Happier times - Alain Delord as he heads out for his circumnavigation
Overnight, aircraft crews have remained in regular communication with a solo yachtsman who abandoned his vessel and has been in a life raft south west of Tasmania for nearly 72 hours.
Three commercial aircraft were used in last night’s operation and crews have maintained a regular communications schedule with the French native sailor. Two of the planes had French interpreters on board to aid in communication efforts.
Today, up to four aircraft will attend the scene while the cruise ship PV Orion makes its way towards the life raft, expected to arrive later this afternoon.
The sailor has been dropped food, water, communications equipment and a survival suit. AMSA has attempted to make contact with vessels which have been identified within 100 nautical miles of the life raft, but has not been successful.
Delord had been caught in a severe system before the dismasting. The Australian Maritime Safety Authority(AMSA) is coordinating the rescue operation. On Friday night, AMSA’s Essendon-based Dornier aircraft confirmed the sailor had abandoned his yacht and was in a life raft.
A cruise ship, Orion, has started making its way towards the yacht’s position and is due to arrive tomorrow (Sunday) evening. Aircraft will remain in the area until a vessel is able to assist. The location is too distant for a helicopter to rescue the sailor.

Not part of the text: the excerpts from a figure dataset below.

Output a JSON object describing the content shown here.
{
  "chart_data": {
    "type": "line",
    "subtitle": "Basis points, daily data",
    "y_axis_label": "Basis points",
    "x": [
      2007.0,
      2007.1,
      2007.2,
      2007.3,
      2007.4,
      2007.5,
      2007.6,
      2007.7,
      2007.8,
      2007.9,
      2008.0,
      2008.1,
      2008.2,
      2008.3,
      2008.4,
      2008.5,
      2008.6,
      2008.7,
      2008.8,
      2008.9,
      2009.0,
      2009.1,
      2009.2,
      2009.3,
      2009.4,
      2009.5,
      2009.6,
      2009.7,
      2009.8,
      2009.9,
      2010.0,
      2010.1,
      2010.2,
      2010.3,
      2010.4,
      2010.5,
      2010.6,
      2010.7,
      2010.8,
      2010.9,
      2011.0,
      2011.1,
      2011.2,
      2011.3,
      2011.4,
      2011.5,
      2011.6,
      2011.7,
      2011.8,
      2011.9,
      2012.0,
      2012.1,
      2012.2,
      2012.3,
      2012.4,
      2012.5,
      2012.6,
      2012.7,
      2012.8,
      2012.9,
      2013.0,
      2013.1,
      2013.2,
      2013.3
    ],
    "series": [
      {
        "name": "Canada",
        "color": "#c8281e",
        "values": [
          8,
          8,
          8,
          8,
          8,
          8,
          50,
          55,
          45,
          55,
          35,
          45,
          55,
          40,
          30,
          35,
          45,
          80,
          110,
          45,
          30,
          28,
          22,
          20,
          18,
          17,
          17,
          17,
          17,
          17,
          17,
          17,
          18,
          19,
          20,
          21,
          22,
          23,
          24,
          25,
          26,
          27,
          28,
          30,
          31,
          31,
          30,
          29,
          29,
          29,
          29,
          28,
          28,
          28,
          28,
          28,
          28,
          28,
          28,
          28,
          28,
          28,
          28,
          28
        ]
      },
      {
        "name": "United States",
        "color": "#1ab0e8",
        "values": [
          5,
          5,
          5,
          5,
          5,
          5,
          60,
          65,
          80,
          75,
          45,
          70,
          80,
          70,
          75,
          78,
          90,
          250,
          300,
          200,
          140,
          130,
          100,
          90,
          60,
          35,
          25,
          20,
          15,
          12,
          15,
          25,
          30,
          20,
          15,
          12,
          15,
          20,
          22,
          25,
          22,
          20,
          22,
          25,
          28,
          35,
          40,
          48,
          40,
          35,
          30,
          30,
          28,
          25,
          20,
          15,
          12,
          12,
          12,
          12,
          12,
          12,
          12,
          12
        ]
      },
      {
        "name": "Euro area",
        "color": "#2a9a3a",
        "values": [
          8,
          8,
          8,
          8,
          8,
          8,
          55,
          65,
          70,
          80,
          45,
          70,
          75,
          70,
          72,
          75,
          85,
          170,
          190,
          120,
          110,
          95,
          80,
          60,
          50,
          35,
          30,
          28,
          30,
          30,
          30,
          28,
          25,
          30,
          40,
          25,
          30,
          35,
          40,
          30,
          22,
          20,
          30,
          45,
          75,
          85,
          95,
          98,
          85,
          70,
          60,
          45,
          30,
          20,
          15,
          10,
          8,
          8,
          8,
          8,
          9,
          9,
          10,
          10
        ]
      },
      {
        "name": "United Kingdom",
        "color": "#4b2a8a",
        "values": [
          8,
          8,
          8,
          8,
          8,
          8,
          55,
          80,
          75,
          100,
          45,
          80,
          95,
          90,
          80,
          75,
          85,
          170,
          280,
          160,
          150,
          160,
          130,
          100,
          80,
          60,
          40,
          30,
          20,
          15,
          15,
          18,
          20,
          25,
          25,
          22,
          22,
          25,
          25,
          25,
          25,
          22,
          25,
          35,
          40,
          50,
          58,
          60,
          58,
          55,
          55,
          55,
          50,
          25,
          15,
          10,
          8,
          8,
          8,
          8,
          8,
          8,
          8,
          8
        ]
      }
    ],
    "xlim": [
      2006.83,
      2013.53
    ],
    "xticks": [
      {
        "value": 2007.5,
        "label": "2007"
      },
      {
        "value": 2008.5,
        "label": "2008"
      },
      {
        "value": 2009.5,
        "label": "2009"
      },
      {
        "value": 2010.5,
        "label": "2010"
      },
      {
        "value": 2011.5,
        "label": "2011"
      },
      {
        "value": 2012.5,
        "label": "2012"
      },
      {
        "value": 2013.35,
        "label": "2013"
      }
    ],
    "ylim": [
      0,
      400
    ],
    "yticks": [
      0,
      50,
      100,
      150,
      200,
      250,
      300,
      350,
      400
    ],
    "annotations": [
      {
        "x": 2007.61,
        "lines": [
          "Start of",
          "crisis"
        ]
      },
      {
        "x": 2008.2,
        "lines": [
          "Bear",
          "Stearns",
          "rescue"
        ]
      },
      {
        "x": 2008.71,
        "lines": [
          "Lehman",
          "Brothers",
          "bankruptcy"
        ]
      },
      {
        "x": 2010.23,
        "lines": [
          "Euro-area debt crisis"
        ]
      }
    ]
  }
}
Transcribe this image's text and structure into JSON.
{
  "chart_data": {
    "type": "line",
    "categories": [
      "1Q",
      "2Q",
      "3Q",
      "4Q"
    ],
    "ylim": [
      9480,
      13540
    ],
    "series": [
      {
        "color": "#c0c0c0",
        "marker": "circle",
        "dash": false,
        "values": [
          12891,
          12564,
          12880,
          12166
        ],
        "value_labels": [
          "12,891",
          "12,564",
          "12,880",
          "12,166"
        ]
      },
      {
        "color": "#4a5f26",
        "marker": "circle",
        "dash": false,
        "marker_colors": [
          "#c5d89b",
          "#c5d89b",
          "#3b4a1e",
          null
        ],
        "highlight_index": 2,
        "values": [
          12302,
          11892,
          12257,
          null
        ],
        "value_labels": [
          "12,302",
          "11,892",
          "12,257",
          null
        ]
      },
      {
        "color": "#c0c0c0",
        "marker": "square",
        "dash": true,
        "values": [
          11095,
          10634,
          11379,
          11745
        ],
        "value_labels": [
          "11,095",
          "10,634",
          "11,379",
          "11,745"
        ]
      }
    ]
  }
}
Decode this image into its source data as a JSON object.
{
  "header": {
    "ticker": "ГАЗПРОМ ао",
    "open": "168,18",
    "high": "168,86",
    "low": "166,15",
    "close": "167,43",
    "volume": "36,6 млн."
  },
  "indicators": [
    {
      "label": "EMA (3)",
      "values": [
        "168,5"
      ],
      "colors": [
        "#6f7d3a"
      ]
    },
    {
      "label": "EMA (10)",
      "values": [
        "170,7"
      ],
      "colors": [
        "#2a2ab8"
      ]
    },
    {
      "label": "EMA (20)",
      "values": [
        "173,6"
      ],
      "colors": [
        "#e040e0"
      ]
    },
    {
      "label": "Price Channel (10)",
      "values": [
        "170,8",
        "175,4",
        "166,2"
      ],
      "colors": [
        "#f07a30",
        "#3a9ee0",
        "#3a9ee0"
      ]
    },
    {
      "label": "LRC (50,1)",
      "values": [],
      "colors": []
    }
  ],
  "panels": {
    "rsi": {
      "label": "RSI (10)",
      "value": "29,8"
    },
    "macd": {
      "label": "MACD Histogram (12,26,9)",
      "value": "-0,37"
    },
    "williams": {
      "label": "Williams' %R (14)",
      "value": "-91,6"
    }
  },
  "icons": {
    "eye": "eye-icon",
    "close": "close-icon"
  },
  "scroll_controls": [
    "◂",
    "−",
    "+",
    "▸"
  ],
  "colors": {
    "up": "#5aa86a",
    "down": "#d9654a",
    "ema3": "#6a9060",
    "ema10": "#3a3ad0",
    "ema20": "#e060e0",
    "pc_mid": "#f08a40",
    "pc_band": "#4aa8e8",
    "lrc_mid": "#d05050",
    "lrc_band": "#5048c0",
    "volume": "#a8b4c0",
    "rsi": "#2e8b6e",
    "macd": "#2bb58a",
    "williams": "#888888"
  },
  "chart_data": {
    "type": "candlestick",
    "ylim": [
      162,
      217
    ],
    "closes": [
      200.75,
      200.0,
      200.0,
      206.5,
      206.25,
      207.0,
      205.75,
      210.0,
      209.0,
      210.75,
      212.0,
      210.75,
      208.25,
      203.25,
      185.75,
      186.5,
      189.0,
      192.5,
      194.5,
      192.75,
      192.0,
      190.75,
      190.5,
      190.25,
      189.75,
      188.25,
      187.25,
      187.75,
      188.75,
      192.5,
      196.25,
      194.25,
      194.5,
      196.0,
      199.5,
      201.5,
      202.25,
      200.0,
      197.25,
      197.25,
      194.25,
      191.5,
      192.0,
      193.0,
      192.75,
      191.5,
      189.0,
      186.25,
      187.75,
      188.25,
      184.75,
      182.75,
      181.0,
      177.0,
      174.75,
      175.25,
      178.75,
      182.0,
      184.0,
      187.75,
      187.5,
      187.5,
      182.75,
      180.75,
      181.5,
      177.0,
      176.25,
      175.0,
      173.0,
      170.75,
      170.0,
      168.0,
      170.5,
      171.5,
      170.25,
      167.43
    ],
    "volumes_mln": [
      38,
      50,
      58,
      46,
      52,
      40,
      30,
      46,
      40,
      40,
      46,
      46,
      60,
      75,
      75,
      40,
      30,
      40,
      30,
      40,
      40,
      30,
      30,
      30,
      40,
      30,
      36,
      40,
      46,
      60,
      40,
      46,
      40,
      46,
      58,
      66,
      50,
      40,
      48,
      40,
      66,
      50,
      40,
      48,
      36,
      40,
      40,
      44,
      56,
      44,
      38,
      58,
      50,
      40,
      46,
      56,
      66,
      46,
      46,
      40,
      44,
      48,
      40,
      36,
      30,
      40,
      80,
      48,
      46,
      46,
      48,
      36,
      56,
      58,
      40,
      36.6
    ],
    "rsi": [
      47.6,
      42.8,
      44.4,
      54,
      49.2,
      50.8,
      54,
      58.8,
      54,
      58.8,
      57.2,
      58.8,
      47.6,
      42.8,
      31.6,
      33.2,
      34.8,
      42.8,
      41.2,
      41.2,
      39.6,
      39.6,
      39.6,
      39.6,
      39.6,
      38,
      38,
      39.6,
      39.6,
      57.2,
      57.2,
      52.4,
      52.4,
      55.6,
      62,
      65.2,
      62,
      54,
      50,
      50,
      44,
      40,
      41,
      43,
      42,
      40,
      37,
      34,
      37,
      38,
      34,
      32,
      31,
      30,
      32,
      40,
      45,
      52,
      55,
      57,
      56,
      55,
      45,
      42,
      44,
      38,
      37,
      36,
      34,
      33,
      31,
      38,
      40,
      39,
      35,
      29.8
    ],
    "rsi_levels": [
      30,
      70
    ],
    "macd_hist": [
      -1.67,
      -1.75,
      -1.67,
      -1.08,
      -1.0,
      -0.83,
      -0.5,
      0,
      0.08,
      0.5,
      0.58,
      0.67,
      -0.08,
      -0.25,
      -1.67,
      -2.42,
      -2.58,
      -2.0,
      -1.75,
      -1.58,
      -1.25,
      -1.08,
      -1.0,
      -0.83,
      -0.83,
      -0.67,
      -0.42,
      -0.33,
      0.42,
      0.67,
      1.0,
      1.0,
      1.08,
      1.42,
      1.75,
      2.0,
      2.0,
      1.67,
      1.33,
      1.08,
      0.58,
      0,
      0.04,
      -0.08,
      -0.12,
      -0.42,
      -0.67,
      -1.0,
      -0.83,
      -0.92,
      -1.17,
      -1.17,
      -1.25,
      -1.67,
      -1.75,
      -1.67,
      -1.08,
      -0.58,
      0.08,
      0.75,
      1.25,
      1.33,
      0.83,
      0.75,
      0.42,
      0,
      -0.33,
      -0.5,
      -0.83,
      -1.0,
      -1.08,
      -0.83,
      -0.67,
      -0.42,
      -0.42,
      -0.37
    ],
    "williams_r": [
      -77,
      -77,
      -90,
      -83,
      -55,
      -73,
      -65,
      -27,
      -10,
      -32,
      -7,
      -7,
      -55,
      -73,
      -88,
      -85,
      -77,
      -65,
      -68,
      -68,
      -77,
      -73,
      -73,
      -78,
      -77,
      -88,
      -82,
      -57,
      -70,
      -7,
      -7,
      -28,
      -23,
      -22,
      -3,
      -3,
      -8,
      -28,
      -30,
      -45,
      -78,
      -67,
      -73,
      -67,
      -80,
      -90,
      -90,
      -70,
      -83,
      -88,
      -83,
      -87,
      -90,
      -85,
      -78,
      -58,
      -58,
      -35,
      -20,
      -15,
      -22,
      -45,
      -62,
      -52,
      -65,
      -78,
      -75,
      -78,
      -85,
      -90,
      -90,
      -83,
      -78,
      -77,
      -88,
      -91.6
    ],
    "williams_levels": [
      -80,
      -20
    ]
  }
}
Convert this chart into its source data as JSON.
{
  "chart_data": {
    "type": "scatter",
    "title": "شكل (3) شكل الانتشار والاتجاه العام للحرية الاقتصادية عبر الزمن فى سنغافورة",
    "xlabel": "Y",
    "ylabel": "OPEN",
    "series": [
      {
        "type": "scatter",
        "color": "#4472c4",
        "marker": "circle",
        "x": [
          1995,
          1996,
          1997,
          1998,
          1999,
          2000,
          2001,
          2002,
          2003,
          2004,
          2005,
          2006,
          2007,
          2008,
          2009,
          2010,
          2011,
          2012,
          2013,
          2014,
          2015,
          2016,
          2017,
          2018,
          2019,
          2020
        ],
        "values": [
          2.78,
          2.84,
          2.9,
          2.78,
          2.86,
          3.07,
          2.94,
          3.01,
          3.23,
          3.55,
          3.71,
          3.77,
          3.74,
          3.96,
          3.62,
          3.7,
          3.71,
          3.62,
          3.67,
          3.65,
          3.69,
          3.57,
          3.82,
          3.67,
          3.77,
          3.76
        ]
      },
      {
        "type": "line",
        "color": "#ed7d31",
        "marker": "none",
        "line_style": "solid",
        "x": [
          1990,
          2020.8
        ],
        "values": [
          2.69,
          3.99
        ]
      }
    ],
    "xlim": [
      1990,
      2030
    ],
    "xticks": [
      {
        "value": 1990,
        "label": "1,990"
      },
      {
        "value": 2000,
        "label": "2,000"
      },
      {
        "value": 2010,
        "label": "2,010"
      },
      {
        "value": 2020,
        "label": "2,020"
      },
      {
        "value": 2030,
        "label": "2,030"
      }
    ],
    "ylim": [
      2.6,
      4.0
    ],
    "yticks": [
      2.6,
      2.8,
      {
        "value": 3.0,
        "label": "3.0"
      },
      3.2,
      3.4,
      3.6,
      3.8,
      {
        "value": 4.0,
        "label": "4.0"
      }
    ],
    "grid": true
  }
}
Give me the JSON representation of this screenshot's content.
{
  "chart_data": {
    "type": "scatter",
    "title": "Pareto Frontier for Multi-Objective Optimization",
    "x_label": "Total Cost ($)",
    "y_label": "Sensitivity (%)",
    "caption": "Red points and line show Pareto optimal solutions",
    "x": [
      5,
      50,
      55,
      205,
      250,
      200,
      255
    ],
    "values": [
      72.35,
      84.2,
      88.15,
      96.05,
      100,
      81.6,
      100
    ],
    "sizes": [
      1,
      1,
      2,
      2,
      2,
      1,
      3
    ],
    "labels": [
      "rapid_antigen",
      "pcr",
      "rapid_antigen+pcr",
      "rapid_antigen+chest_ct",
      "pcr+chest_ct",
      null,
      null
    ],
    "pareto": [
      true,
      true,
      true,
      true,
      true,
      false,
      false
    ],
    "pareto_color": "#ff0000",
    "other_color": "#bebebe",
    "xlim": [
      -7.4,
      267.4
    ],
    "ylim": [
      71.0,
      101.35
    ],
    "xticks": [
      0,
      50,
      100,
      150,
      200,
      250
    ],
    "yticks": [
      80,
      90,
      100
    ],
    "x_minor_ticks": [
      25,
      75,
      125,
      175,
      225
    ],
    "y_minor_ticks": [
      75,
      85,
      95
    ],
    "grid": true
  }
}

The Orion, the only vessel responding to the distress call it received on Friday, was 11 days into an 18-day Antarctic and sub-Antarctic tour when it was asked to divert to the rescue. It is equipped with 10 Zodiacs and highly experienced crew perfectly suited to mount a recovery effort in heavy seas.
'It is going to be tough,' says Orion expedition leader Don McIntrye. 'The forecast is for 30 knot winds gusting to 40 knots and the seas will probably be around seven metres. He has to hang on until tomorrow night and that will be really challenging as his liferaft could capsize at any time.
'His biggest threat will be the physical damage from the waves and hypothermia from the cold. Hopefully he will be wearing a survival suit. The French have a very good understanding of the need for survival suits. It'll really improve his chances of survival.'
In yesterday’s task, the Dornier dropped a second life raft and communications equipment. An associate of the sailor contacted AMSA early on Friday morning after the yacht had been dismasted.
After making contact with the sailor, who did not declare he was in distress at the time, AMSA advised him to head towards Hobart.
At approximately 1:00pm AEDT that afternoon, AMSA detected an emergency beacon activation from the yacht 500 nautical miles south west of Hobart.
Three other solo sailors are currently attempting non-stop unassisted circumnavigations from west to east. They are British sailor Jeanne Socrates in her 38ft Nereida who left Vancouver in September and has already passed Cape Horn in calm conditions, Indian sailor Abilash Tomy, who left Mumbai on November 1st on his 50 ft Hallberg Rassy designed (but Indian built) Mhadei, and Chinese sailor Guo Chuan, who left Quindao on November 18 on an Akilaria 40.
A fourth boat, Maserati, skippered by Italian sailor Giovanni Soldini, is approaching the Horn from east to west. They are expecting tough conditions as 35kt winds are forecast 'on the nose'.